Writing is wonderful. It’s like playing God, sculpting worlds, forming new people from nothing but your fingers against the keyboard, giving life to the two-dimensional creations of your own mind, weaving spells of love and pain and the whole spectrum of human emotion. I love being a writer, but that’s not why I do it.
People ask me how long have you been a writer, like the date I first set pen to paper is somehow tattooed across my mind, like I can recall the first moment I thought of a story or told a tale or imagined new characters that had never existed before. I can’t remember, because for as long as I have memories to look back upon, I have been a writer. I wrote stories in my kiddy journals, made up poetry, spells, and words, wrote about my kindergarten crushes. All my characters– before I even knew what characters were– had pesky younger brothers and dogs that talked and parents who were artists. I took real life and I molded it to what I wished real life was, well before I had any idea I was a writer.
I don’t write because I like it. I do like it. Sometimes. When the words flow easily and inspiration falls into place and plot makes sense and characters behave, writing can be fun, it can be romantic, it can be the stuff the stories are made of.
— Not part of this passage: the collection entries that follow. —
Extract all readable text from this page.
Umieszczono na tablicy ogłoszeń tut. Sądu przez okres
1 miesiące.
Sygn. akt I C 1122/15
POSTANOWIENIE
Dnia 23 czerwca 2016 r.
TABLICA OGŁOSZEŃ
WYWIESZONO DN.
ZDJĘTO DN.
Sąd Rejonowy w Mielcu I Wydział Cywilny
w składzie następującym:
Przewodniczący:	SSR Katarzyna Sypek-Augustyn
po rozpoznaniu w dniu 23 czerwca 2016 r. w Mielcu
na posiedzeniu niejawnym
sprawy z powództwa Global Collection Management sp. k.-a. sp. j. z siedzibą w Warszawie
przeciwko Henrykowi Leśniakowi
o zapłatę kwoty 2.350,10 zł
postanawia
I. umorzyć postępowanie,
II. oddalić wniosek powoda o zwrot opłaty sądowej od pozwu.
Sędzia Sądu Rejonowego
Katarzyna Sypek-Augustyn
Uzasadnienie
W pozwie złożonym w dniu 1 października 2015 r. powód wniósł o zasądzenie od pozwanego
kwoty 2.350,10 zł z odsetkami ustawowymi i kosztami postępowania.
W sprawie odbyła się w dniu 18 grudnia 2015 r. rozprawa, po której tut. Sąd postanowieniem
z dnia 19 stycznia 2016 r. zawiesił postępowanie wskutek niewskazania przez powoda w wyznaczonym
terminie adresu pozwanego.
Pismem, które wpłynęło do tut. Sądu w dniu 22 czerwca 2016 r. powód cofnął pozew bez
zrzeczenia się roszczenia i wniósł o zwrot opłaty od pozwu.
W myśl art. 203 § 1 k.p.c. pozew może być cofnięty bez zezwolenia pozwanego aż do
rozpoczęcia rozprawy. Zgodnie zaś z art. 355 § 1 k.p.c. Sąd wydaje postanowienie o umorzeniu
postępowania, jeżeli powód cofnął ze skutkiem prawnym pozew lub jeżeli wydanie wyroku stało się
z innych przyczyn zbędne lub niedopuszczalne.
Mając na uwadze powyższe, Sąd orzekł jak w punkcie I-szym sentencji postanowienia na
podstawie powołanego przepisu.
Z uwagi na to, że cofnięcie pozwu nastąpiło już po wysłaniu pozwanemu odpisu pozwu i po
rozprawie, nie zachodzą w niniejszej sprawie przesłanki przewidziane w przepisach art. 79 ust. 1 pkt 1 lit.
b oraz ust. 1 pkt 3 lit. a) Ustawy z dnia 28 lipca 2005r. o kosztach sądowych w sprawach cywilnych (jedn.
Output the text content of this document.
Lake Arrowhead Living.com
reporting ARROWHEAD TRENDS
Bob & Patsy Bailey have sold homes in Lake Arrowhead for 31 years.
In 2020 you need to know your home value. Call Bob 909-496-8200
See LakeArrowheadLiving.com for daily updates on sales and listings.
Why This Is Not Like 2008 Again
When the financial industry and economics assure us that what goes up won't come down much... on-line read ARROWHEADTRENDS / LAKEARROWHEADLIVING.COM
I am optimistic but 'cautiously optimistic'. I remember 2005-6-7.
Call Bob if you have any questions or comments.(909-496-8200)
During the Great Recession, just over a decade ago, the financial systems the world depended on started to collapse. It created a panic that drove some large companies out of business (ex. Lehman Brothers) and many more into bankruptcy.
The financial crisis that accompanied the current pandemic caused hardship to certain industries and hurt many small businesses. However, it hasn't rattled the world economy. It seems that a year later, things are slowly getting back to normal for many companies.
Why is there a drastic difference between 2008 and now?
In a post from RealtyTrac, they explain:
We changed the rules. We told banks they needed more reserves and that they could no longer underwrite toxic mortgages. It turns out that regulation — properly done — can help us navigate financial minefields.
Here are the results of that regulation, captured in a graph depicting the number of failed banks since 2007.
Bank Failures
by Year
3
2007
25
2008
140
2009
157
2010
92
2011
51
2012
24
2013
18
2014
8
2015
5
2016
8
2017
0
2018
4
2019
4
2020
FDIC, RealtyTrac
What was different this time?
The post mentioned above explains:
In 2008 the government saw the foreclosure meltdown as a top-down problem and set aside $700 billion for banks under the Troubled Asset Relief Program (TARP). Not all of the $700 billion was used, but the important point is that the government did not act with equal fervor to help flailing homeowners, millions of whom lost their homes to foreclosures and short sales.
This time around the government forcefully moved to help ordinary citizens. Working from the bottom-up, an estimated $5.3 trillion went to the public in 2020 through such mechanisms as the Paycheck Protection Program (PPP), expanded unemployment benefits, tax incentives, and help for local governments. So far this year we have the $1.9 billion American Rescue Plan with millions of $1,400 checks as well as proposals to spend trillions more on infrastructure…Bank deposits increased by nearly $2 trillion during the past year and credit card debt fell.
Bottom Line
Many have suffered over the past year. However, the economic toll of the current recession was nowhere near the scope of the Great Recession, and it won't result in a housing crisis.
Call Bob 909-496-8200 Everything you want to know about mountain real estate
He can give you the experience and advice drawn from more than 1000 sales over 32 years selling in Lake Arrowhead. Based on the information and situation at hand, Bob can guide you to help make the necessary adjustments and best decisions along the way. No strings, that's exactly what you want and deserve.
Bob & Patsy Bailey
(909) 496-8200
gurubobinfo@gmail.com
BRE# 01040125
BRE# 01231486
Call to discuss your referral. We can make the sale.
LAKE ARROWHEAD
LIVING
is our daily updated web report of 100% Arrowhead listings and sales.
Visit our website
But the deeper I get into being a Writer, with a capital W, with deadlines and publishers and business expenses, the more I run into challenges and complications of being a writer. There is pressure to perform, and it is no longer for my own amusement, a journal tucked away and long forgotten. If a plot doesn’t make sense, I must make it make sense. If character development is inconsistent or unrealistic, I must read and reread my manuscript until I figure out why and fix it. Right now, I procrastinate my upcoming release edits, because they are challenging and nuanced and difficult.
Being a writer isn’t always easy and it isn’t always fun. But I do it because that is who I am, down to the very core of myself, that is who I will always be.
I don’t write because I like it, though I do. I don’t write for the money, God forgive me, no. I don’t write because it’s quirky or cute or interesting or romantic. I write because I don’t have a damn choice.
Telling stories, writing them down so as to share them with the world, gives me the purpose I need to be who I am. If that was suddenly pulled from me, the instinct and compulsion to tell those tales, I honestly don’t know the person I would be. I write because words are the one thing that has always, always come naturally to me, because a life without writing, to me, is no life at all.
I draw because I like to. I bake because it is fun and quirky and cute. I run because I enjoy it. But those are not the reasons I write.
Writing is not a hobby for me. Even in the earliest days, with cartoon notebooks and obviously biographical fiction, writing wasn’t a hobby. Writing, and the creative processes involved, took me from a person to me, molded me from clay, sculpted me from mud.
As a writer, I play God. I create man and woman and I play with them. Sometimes I play nicely. Sometimes I don’t. As a writer, I am the omnipresent and all-powerful.